Personal information
- Born: 20 February 1984 (age 42) Ljubljana, SR Slovenia, SFR Yugoslavia
- Spouse: Robert Markuš

Chess career
- Country: Slovenia
- Title: Woman Grandmaster (2006)
- Peak rating: 2318 (July 2006)

= Ana Srebrnič =

Slovenian chess player (born 1984)

Ana Srebrnič (born 20 February 1984) is a Slovenian chess player. She was awarded the title of Woman Grandmaster (WGM) by FIDE in 2006.
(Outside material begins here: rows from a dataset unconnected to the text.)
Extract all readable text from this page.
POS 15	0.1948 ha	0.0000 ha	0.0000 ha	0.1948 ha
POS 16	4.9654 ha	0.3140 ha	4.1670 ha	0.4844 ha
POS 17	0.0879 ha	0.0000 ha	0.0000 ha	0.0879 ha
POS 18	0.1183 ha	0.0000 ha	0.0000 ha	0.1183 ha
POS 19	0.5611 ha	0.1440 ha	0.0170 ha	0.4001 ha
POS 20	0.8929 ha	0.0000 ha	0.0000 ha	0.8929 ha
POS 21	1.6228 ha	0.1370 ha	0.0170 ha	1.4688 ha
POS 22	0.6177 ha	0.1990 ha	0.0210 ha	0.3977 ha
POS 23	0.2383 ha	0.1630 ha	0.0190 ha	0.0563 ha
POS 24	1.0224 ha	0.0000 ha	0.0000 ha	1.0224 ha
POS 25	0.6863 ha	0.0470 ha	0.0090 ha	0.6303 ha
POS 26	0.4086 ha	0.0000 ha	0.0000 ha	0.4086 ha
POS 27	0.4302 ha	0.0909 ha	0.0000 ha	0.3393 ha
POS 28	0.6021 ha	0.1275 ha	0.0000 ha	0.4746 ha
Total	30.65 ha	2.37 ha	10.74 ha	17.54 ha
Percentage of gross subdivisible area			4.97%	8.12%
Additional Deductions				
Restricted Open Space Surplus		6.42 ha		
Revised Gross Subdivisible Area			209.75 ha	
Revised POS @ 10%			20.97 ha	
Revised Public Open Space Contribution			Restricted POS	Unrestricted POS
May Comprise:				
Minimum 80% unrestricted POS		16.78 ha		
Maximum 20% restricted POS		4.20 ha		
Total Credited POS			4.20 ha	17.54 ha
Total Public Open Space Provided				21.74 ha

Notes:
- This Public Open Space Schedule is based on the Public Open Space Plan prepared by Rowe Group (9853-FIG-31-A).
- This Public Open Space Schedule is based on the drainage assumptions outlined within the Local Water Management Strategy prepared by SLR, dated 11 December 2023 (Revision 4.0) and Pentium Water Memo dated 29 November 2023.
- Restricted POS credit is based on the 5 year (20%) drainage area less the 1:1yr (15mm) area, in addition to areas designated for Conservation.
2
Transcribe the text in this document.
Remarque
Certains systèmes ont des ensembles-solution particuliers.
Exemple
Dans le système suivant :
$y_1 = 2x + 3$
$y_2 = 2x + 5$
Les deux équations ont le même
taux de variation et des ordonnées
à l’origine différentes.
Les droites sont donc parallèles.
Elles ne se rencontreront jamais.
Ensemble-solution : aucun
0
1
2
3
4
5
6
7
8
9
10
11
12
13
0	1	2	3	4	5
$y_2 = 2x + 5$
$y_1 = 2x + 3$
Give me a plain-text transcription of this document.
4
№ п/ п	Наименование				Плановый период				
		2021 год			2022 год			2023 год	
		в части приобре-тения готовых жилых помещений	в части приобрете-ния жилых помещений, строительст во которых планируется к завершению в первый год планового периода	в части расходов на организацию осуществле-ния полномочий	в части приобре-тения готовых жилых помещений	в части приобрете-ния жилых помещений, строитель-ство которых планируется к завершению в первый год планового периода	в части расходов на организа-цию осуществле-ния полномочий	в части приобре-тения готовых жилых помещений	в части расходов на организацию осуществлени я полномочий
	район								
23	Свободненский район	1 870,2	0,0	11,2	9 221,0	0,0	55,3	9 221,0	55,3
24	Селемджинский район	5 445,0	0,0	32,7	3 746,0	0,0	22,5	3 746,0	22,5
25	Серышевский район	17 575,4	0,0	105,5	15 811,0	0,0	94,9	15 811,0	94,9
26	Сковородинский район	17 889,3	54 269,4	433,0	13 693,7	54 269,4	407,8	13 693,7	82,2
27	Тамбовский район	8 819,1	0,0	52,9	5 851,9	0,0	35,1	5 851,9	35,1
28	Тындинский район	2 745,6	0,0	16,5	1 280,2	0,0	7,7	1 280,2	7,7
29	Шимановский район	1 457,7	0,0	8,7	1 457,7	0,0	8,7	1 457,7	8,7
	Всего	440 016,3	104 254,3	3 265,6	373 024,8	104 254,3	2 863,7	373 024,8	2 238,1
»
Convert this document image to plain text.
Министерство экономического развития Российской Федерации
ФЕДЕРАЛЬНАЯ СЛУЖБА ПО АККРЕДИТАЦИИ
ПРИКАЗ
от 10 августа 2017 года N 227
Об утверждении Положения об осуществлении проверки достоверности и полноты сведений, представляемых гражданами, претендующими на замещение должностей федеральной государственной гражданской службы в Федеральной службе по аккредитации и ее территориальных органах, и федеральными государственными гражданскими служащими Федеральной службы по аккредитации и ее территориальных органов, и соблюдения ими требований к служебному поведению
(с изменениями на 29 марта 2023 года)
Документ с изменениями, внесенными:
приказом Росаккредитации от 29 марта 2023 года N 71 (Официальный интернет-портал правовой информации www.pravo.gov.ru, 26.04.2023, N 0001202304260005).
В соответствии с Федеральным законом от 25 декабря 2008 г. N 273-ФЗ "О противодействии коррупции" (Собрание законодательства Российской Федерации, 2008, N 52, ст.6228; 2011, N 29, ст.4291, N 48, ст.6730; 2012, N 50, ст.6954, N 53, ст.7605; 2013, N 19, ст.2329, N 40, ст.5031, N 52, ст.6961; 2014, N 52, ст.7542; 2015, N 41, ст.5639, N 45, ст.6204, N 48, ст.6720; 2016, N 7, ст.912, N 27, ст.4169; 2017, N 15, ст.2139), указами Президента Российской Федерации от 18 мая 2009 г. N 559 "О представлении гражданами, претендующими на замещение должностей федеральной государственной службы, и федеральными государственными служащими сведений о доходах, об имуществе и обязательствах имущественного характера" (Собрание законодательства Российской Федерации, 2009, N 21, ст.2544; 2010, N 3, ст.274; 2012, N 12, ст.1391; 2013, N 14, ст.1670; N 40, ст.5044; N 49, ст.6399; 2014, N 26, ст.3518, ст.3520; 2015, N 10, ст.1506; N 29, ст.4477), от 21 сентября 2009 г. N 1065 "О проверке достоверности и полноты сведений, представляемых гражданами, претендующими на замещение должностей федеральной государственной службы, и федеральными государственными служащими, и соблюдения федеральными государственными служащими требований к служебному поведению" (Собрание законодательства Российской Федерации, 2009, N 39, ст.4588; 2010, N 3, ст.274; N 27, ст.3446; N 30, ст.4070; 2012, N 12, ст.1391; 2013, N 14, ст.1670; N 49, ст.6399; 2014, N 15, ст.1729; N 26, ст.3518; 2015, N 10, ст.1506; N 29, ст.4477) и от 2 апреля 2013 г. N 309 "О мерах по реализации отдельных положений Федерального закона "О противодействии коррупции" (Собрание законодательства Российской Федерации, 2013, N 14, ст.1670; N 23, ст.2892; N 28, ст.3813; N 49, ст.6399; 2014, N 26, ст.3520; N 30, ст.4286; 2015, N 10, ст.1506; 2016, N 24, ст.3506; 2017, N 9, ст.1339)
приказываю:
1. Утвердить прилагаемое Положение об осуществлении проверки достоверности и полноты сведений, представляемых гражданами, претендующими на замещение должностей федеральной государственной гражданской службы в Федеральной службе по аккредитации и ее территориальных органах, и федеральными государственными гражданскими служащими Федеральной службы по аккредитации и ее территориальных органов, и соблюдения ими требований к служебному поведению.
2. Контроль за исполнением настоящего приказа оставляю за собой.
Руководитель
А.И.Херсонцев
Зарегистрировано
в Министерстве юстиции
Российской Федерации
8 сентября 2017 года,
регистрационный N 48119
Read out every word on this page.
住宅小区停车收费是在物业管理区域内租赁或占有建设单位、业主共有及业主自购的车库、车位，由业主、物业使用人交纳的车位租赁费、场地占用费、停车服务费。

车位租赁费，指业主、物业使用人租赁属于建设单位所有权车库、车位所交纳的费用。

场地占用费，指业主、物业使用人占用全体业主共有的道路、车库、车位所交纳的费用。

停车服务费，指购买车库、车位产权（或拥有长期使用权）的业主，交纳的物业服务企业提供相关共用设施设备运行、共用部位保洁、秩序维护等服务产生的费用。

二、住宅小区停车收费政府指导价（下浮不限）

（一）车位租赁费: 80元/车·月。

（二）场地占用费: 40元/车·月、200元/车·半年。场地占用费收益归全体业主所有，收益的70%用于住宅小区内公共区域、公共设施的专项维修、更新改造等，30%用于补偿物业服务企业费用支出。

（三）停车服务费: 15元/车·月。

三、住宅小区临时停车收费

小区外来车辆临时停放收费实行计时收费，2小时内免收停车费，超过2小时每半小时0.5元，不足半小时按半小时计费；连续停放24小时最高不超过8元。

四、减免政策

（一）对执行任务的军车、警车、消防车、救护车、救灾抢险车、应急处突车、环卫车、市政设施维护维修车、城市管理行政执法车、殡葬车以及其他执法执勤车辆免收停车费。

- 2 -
She was Slovenian women's champion in 2008 and 2012, runner-up in 2004, bronze medalist in 2005. In 2003, she won the 1st Mediterranean Girls Junior Championship in Ajelat, and took the bronze medal in the Mediterranean women's championship held in Beirut.

Srebrnič played for the Slovenian team in the Women's Chess Olympiad (in 2002, 2004, 2006, 2008, 2012 and 2014) the Women's European Team Chess Championship, the Women's Mitropa Cup and the European U18 Girls Team Chess Championship. She was on the team Slovenia 1 which gold medal at the Women's Mitropa Cup in 2009.

Srebrnič also holds the titles of FIDE Trainer and International Arbiter, which FIDE awarded her in 2014 and 2015 respectively.